Researchers have taken several steps to use stem cells to treat a rare genetic disease leaves people with skin so fragile that it blisters at the slightest touch. A trio of laboratory studies and animal reported today could help pave the way for a clinical trial to the disease called epidermolysis bullosa (EB).
While EB's quite rare, occurring in one in 20,000 births, about 500,000 people worldwide suffer from some form of the disease. It is caused by a defect in one of the many genes that encode proteins such as collagen, which connect the upper and lower layers of the skin. The genetic defect creates the fragile skin that is easily torn, which leads to painful blisters and sores. There is no cure; Doctors usually treat the symptoms by healing the wounds and treat infections. Those with severe forms of EB who survive childhood are also prone to skin cancer and often die of what their middle 40s.

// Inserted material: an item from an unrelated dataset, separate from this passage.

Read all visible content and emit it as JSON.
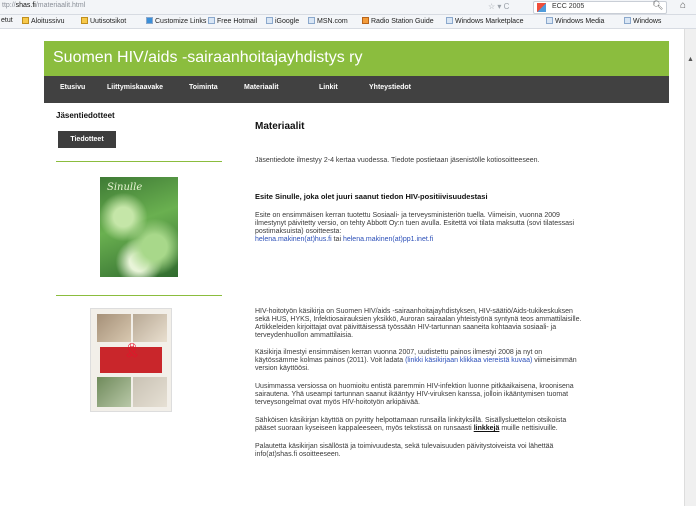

therefew years, researchers have tried gene therapy in a single EB patient, using a virus to add a corrective gene in skin cells cultured from that person, then leaves grafting of them on his legs. Although the cells repaired seized, the risks of the virus used in the test and the challenges of growing enough cells to cover a large area have led researchers to look for other options.

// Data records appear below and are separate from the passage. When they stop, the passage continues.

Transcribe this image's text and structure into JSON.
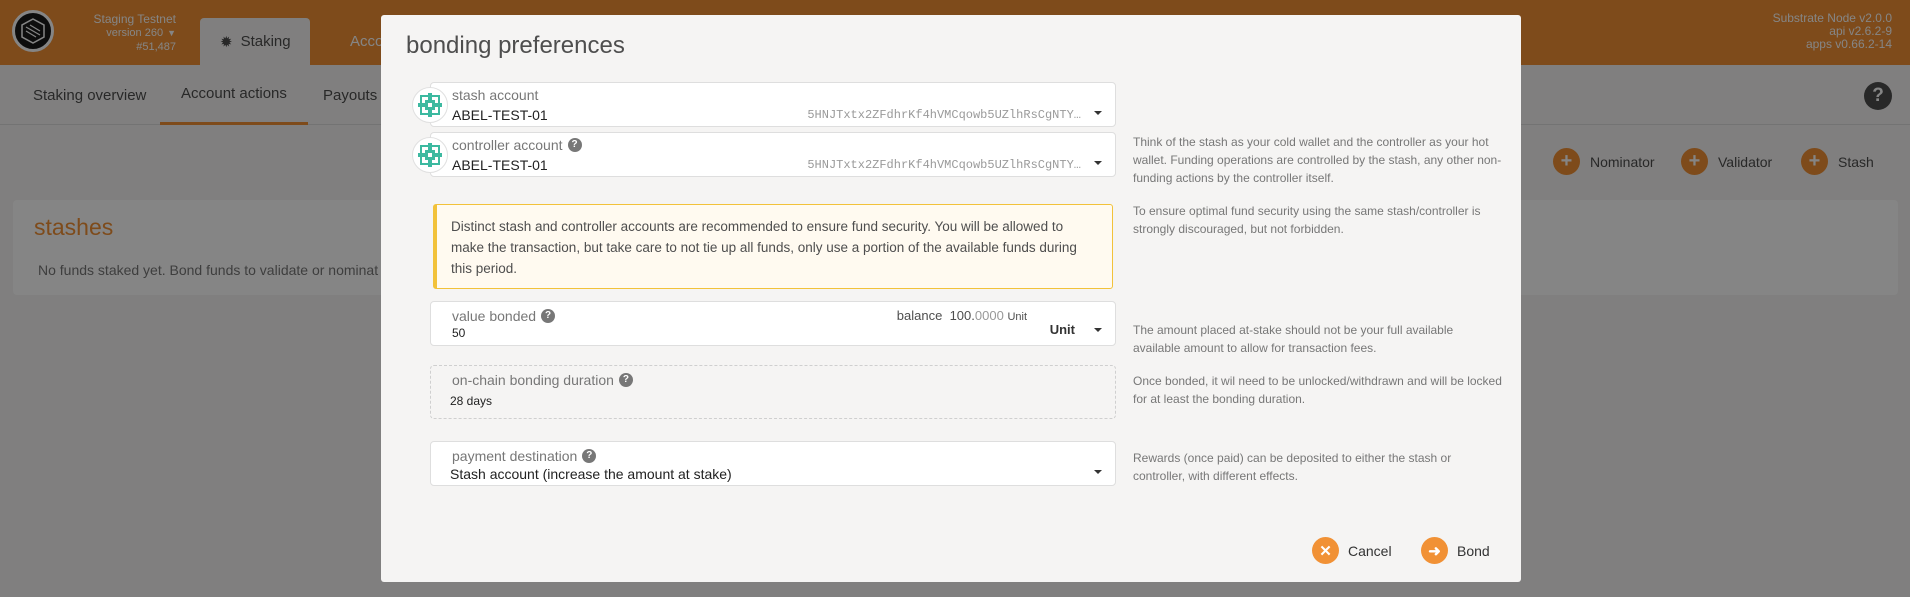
{
  "colors": {
    "accent": "#f19135",
    "warning_border": "#f2c23a",
    "warning_bg": "#fffaf0"
  },
  "app": {
    "chain_name": "Staging Testnet",
    "version": "version 260",
    "block": "#51,487",
    "nav_tabs": [
      {
        "label": "Staking",
        "icon": "gear-icon"
      },
      {
        "label": "Accou"
      }
    ],
    "node": {
      "name": "Substrate Node v2.0.0",
      "api": "api v2.6.2-9",
      "apps": "apps v0.66.2-14"
    },
    "subtabs": [
      "Staking overview",
      "Account actions",
      "Payouts"
    ],
    "actions": [
      "Nominator",
      "Validator",
      "Stash"
    ],
    "stashes": {
      "title": "stashes",
      "empty_text": "No funds staked yet. Bond funds to validate or nominat"
    }
  },
  "modal": {
    "title": "bonding preferences",
    "stash": {
      "label": "stash account",
      "value": "ABEL-TEST-01",
      "address": "5HNJTxtx2ZFdhrKf4hVMCqowb5UZlhRsCgNTY…"
    },
    "controller": {
      "label": "controller account",
      "value": "ABEL-TEST-01",
      "address": "5HNJTxtx2ZFdhrKf4hVMCqowb5UZlhRsCgNTY…"
    },
    "warning": "Distinct stash and controller accounts are recommended to ensure fund security. You will be allowed to make the transaction, but take care to not tie up all funds, only use a portion of the available funds during this period.",
    "value_bonded": {
      "label": "value bonded",
      "value": "50",
      "balance_label": "balance",
      "balance_int": "100.",
      "balance_dec": "0000",
      "balance_unit": "Unit",
      "unit_select": "Unit"
    },
    "duration": {
      "label": "on-chain bonding duration",
      "value": "28 days"
    },
    "payment": {
      "label": "payment destination",
      "value": "Stash account (increase the amount at stake)"
    },
    "help": {
      "accounts": "Think of the stash as your cold wallet and the controller as your hot wallet. Funding operations are controlled by the stash, any other non-funding actions by the controller itself.",
      "security": "To ensure optimal fund security using the same stash/controller is strongly discouraged, but not forbidden.",
      "amount": "The amount placed at-stake should not be your full available available amount to allow for transaction fees.",
      "duration": "Once bonded, it wil need to be unlocked/withdrawn and will be locked for at least the bonding duration.",
      "rewards": "Rewards (once paid) can be deposited to either the stash or controller, with different effects."
    },
    "buttons": {
      "cancel": "Cancel",
      "bond": "Bond"
    }
  }
}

Several groups have now turned to induced pluripotent stem (iPS) cells, a cell type created by reprogramming adult cells back to an embryonic state. These iPS cells can be induced to grow in large quantities from various adult tissues that are genetically adapted to a person and therefore less likely to be rejected by the immune system that cells from a donor.
continue A team of Columbia University's approach iPS cells recently took advantage of the fact that some patients with EB have skin cells that lose somehow pathogenic mutations and become healthy cells. Scientists have converted some of these revertant cells "" in iPS cells, then the cells increased skin called keratinocytes that express collagen type missing in patients. When grafted onto the back of a mouse strain with a weak immune system would not reject cells from a different species, keratinocytes increased in human skin and produces the correct form of collagen. Using revertant cells in this manner for EB could avoid the risks of gene therapy and "be a little more simple," said study leader Angela Christiano.

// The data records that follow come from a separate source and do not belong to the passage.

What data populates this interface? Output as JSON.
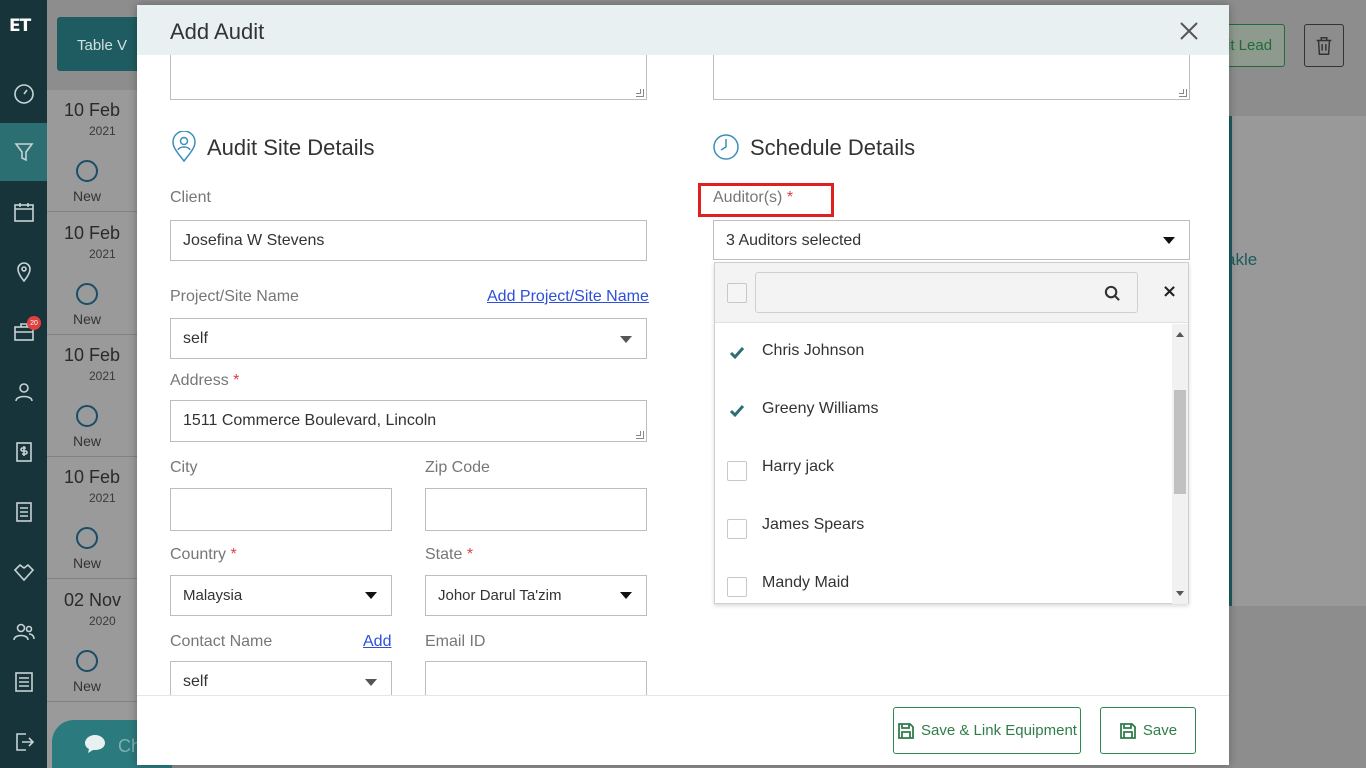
{
  "nav": {
    "logo": "ET",
    "badge": "20"
  },
  "background": {
    "table_view_label": "Table V",
    "edit_lead_label": "it Lead",
    "partial_text": "akle",
    "chat_label": "Ch",
    "items": [
      {
        "day": "10 Feb",
        "year": "2021",
        "status": "New"
      },
      {
        "day": "10 Feb",
        "year": "2021",
        "status": "New"
      },
      {
        "day": "10 Feb",
        "year": "2021",
        "status": "New"
      },
      {
        "day": "10 Feb",
        "year": "2021",
        "status": "New"
      },
      {
        "day": "02 Nov",
        "year": "2020",
        "status": "New"
      }
    ]
  },
  "modal": {
    "title": "Add Audit",
    "site": {
      "section_title": "Audit Site Details",
      "client_label": "Client",
      "client_value": "Josefina W Stevens",
      "project_label": "Project/Site Name",
      "add_project_link": "Add Project/Site Name",
      "project_value": "self",
      "address_label": "Address",
      "address_value": "1511  Commerce Boulevard, Lincoln",
      "city_label": "City",
      "city_value": "",
      "zip_label": "Zip Code",
      "zip_value": "",
      "country_label": "Country",
      "country_value": "Malaysia",
      "state_label": "State",
      "state_value": "Johor Darul Ta'zim",
      "contact_label": "Contact Name",
      "add_contact_link": "Add",
      "contact_value": "self",
      "email_label": "Email ID",
      "email_value": ""
    },
    "schedule": {
      "section_title": "Schedule Details",
      "auditors_label": "Auditor(s)",
      "required_mark": "*",
      "auditors_value": "3 Auditors selected",
      "search_placeholder": "",
      "close_symbol": "×",
      "options": [
        {
          "name": "Chris Johnson",
          "checked": true
        },
        {
          "name": "Greeny Williams",
          "checked": true
        },
        {
          "name": "Harry jack",
          "checked": false
        },
        {
          "name": "James Spears",
          "checked": false
        },
        {
          "name": "Mandy Maid",
          "checked": false
        }
      ]
    },
    "footer": {
      "save_link_label": "Save & Link Equipment",
      "save_label": "Save"
    }
  }
}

But only about 20% to 30% people with EB have revertant skin cells, so that other groups have adopted a more traditional approach. in a second study, Stanford University researchers in Palo Alto, California, has created iPS cells from skin cells taken from three different EB patients lack collagen type studied by the Columbia team. They then determined the genetic defect in stem cells before turning them back into keratinocytes. These steps can potentially introduce deleterious mutations, and the original cells of EB patients can also lead to cancer-causing mutations. But the team has reduced this risk by genetic screening and the bank that iPS cells free of harmful mutations. The cells grew as skin grafts on mice up to one month before the dead cells.
None of these studies showed that the cells could help treat the disease in an animal with EB. But in the third study, researchers in the lab of Josef Penninger at the Institute Molecular Biotechnology of the Austrian Academy of Sciences in Vienna did just that by differentiating iPS cells from mouse skin cells with the same defect as the EB patients studied by the Stanford group. They then repaired the collagen gene; transformed cells into fibroblasts, another type of skin cells; and injected under the skin of diseased mice. These cells form the skin layers which express the correct form of collagen for 18 weeks.
Together the three documents, published today in Science Translational Medicine "should provide much optimism that this approach has great legs," says Anthony Oro, who co -dirigé Stanford study with Marius Wernig. Both the group and the Columbia team requested funding to launch iPS cell treatment trials in EB patients.
Although reports are promising, they also show the challenges of using these cells for skin disease, said stem cell scientist Lorenz Studer of Memorial Sloan Kettering Cancer Center in New York City. He notes that researchers have not yet found the right recipe to produce human skin cells live longer than a few weeks. "this therapy is still a little waiting until the field can achieve long-term graft," said Studer.
Jakub Tolar of the University of Minnesota, Twin Cities, who is also studying iPS and gene therapy for EB, highlights another problem. The approach of the skin graft will not treat the internal problems that many patients suffer from EB due to the effects of the disease on the lining of the intestine and esophagus. Tolar is working on a solution riskier but more complete: give a bone marrow transplant EB patients genetically corrected cells made using iPS cells. Yet he is impressed by the current trio of papers. "It is gratifying to see that they have taken to this point," said Tolar.